Innkeeper to serve workers
An office dedicated to improving the education and training of workers is being set up by the Qualifications and Curriculum Authority.
The organisation will be headed up by Mary Curnock Cook, former chief executive of the British Institute of Innkeepers - a role in which she quickly gained a track-record of increasing the number of people training for qualifications.
Ken Boston, QCA chief executive, sees work-based training as a growth area and regards the division's creation as part of a wider drive to simplify the myriad qualifications presently in place.
His team is also looking at the structure of national vocational qualifications and opportunities to create more "unitised" exams. The aim is to identify transferable skills so they can count towards different qualifications to avoid duplication.
The new division, as well as having a presence at the quango's headquarters in Piccadilly, London, will also operate through local offices in an attempt to make the organisation "more visible" around the country.
There are expected to be fewer offices than the Learning and Skills Council's 47, and the areas covered will be closer in size to those of the regional development agencies.
Dr Boston said Ms Curnock Cook will bring valuable experience of industry to her new role.
He said: "During her tenure, the licensed retail industry underwent substantial reform and in the process the institute became a successful and well-respected organisation.
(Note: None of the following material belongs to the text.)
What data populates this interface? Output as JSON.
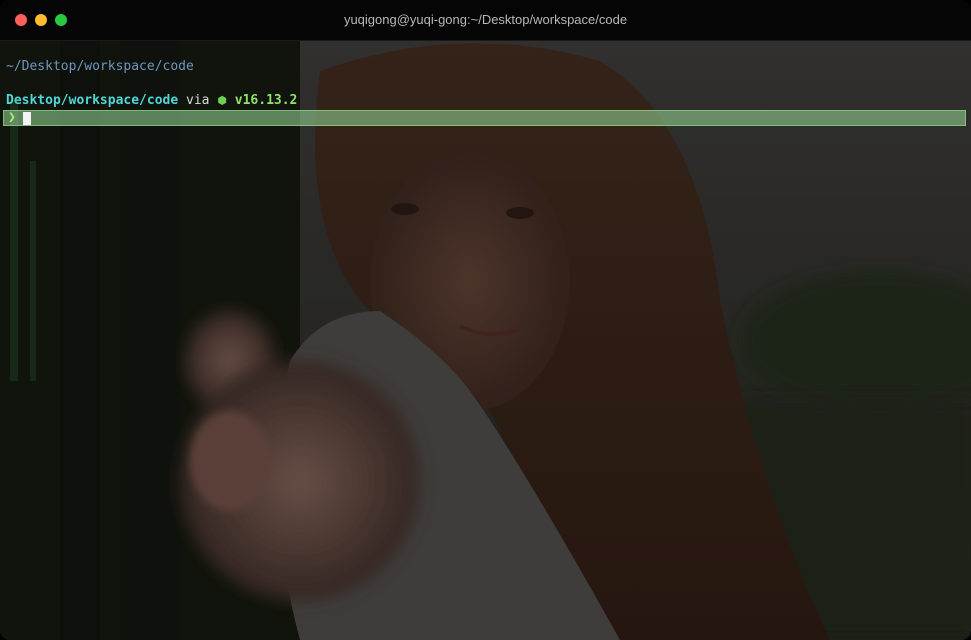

It also took on ambitious projects such as changing the nation's perception of the industry and introducing social responsibility to members.
"Mary has been employed to affect a radical change in the recognition and provision of vocational qualifications."
Ms Curnock Cook was at the innkeepers institute from 1994 to 2001. Under her leadership, the organisation was responsible for 22 qualifications, ranging from licence application to career development, which were run by its awarding body.
She increased membership by 60 per cent and saw the take-up of qualifications among staff in the pub trade increase from 5,000 a year to 5,000 a month. She was awarded the OBE for services to training in hospitality and tourism in 2000.
The QCA is likely to take an increasingly hands-off approach to the vocational sector, reducing the lead-in time between new qualifications being proposed and accepted.
Dr Boston sees awarding bodies being able to accredit their own qualifications, without the need for the QCA to assess each new qualification as it is proposed.
Every government-recognised vocational qualification comes with the QCA stamp. In future, this would continue but awarding bodies' qualifications could be approved en bloc.
The light-touch approach echoes attempts to lighten the audit burden in further education colleges. Awarding bodies would be put through a "risk analysis", based partly on their track record. Once they have been approved, the current root-and-branch assessment of new qualifications by the QCA would be dropped as it takes up an "auditor's role" instead, Dr Boston explained.
He said: "We are looking at the idea of awarding bodies accrediting their own qualifications and we quality control that."
A key requirement of qualifications will continue to be that they provide building blocks on which further training can be based.
Dr Boston said: "A good-quality qualification is one that prepares you for further learning."